Como definição, pode-se dizer que mandala é um diagrama de formas geométricas concêntricas utilizado no hinduísmo, budismo, ioga e tantrismo como objeto ritualístico e ponto focal para meditação. Representação do ser humano e do universo, símbolo de integração e harmonia, de cura e espiritualidade (da jornada espiritual de cada indivíduo), ainda, segundo a teoria junguiana, é um círculo mágico que representa alegoricamente a luta pela unidade total do eu.

Pois bem, por volta de 2010/2011, quando idealizei o show “Coração Sol”, dedicado à obra de Caetano Veloso, meu desejo era o de interpretar canções nas quais ele lançasse um olhar fraterno sobre as coisas da vida. Além de me sugerir o nome do espetáculo, as palavras “coração” e “sol”, presentes em inúmeras letras suas, me deram a pista para a arte do cartaz que realizei na técnica de xilogravura e que estampou também a capa do CD gravado ao vivo no Foyer do Theatro São Pedro, em Porto Alegre.  
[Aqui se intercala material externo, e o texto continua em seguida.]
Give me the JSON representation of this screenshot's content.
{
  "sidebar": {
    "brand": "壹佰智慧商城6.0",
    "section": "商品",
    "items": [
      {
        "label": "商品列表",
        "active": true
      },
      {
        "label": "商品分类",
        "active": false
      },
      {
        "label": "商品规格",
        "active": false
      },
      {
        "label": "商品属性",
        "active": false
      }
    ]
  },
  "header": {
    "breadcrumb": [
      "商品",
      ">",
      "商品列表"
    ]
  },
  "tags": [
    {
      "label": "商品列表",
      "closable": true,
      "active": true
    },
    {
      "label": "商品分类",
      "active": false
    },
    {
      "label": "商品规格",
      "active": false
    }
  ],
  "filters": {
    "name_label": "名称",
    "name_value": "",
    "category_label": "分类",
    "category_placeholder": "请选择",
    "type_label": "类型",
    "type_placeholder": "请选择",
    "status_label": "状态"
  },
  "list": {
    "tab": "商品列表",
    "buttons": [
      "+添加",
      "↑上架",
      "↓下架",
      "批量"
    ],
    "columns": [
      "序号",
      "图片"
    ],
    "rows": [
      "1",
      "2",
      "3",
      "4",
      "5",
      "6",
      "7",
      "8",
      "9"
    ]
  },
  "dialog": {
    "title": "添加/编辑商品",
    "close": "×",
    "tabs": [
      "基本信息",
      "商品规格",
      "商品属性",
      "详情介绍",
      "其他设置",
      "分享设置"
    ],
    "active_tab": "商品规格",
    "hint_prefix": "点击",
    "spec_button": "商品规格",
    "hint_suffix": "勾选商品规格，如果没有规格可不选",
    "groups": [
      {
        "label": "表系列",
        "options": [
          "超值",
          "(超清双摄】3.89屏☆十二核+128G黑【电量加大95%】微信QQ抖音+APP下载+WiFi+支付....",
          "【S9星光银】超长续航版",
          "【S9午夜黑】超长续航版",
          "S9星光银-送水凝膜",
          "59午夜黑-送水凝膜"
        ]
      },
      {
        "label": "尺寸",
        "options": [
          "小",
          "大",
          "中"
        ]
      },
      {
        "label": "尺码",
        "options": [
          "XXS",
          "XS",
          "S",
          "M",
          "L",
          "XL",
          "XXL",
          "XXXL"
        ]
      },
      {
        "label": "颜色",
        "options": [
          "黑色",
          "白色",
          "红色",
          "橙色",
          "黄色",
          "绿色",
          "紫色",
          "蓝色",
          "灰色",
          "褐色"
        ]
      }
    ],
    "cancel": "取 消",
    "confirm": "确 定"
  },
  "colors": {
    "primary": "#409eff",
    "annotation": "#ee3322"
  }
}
Buscando a melhor forma de representar as chamas desse “sol fraterno”, encontrei-a numa estátua de Nataraja, ou Nataraj — igualmente um termo do sânscrito que significa “Rei dos dançarinos”, e que é a forma dançante de Shiva, um dos deuses supremos do hinduísmo, controlador do tempo.

Depois de pronta a matriz em madeira, resolvi explorar um pouco as possibilidades daquela figura. Assim, fiz outras impressões do coração ensolarado, dispondo-o no papel de diversas formas, em várias cores. E uma das concepções foi justamente a da mandala, cuja representação, ao fim, acabou sugerindo, reiteradamente, a ideia de um sol formado por vários corações suaves, tênues como emanações de afeto.

Hoje, os significados da mandala e suas aplicações na vida da gente, mais do que nunca, fazem sentido, são mesmo essenciais. Tanto quanto isso possa revelar, o encontro de cada pessoa com seu “eu” profundo, a busca pelo entendimento de quem somos e de como trabalhar nossa energia vital, a ideia de equilíbrio, integração, harmonia e cura, me parece, nunca foi tão imprescindível.

Embora tenhamos avançado em algumas direções — pelo menos teoricamente, em termos de princípios e conscientização, a exemplo das questões de direitos humanos —, vivemos num caos como jamais a humanidade padeceu, num planeta superlotado, com práticas de destruição massivas e contínuas, com modos e condições de vida das mais estressantes e desagregadoras, em meio à violência, aos ruídos contínuos, à poluição de terra, água e ar, à miséria e ao isolamento de hordas de gentes, ao martírio dos animais, à ganância dos poderosos, ao individualismo, à vaidade exacerbada, à impessoalidade, enfim, à uma perda de preceitos humanitários que contrasta tragicamente com a evolução do pensamento e das ideologias mais prósperas.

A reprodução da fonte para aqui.